The Nature of d0 Ion Effect on the Electrochemical Activity of the O2–/O–-Redox-Couple in Oxyfluorides with the Disordered Rock-Salt Structure

Abstract

The effect of the nature of the transition metal ion (electron configuration 3d0 and 4d0) on the local structure and electrochemical properties of lithium-rich oxyfluorides with disordered rock-salt structure Li1 + x(MеMn3+)1 – xO2 – yFy, where Mе = Ti4+, Nb5+, 0.2 ≤ x ≤ 0.288 and 0.05 ≤ y ≤ 0.15 is studied. The compounds are thoroughly investigated by the methods of X-ray diffraction analysis, scanning electron microscopy, granulometry, electron spin resonance spectroscopy, and galvanostatic cycling. The galvanostatic-cycling curves of the compounds have two plateaus in the voltage regions of 3.3–3.4 and 4.1–4.3 V. They can be attributed to redox-processes involving two couples: Mn3+/Mn4+ and O2–/O–. In the case of Ti-containing oxyfluorides with disordered rock-salt structure, with the increasing of fluorine content the contribution from O2–/O–-couple during the electrochemical process decreases. In both systems of the oxyfluorides with disordered rock-salt structure we observed formation of paramagnetic clusters Mn3+–O–Mn4+ whose number increased with the increasing of Mn content.
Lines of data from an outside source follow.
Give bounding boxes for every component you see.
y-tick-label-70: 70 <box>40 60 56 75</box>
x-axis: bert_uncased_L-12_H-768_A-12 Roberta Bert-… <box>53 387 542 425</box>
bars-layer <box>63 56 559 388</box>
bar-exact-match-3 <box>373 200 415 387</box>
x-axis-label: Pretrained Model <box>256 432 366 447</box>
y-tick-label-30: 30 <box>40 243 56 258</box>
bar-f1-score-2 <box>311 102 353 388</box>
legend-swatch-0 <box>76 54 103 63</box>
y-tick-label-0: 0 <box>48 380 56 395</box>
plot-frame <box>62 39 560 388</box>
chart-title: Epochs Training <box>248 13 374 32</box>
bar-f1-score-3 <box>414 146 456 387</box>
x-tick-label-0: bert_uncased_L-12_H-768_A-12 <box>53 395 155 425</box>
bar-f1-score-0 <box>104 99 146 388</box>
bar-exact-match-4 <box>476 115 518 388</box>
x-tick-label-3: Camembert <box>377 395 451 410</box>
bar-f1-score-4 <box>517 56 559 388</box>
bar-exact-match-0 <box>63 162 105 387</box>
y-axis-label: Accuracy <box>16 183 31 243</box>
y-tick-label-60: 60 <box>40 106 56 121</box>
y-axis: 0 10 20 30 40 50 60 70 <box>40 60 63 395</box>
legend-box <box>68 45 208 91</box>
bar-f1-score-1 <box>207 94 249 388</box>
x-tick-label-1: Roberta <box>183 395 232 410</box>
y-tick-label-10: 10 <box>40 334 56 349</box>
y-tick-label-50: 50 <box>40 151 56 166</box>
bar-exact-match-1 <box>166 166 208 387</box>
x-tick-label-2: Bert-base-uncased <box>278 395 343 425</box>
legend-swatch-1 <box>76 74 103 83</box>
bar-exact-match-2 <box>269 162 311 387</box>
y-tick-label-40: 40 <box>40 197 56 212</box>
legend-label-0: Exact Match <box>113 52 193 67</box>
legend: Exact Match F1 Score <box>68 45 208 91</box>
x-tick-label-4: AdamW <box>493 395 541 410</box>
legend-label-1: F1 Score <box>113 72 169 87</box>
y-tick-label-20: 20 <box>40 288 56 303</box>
The largest clusterization is observed for the sample Li1.266Nb0.217Mn0.55O1.85F0.15. At the same time, the diffusion coefficient for Nb-containing oxyfluorides with disordered rock-salt structure is lower by order of magnitude than for the Ti-containing ones. This may be connected with the strongest clustering of Mn3+ ions, which hinders the Li+ ion macrodiffusion and, as a consequence, deteriorates the kinetics of the process.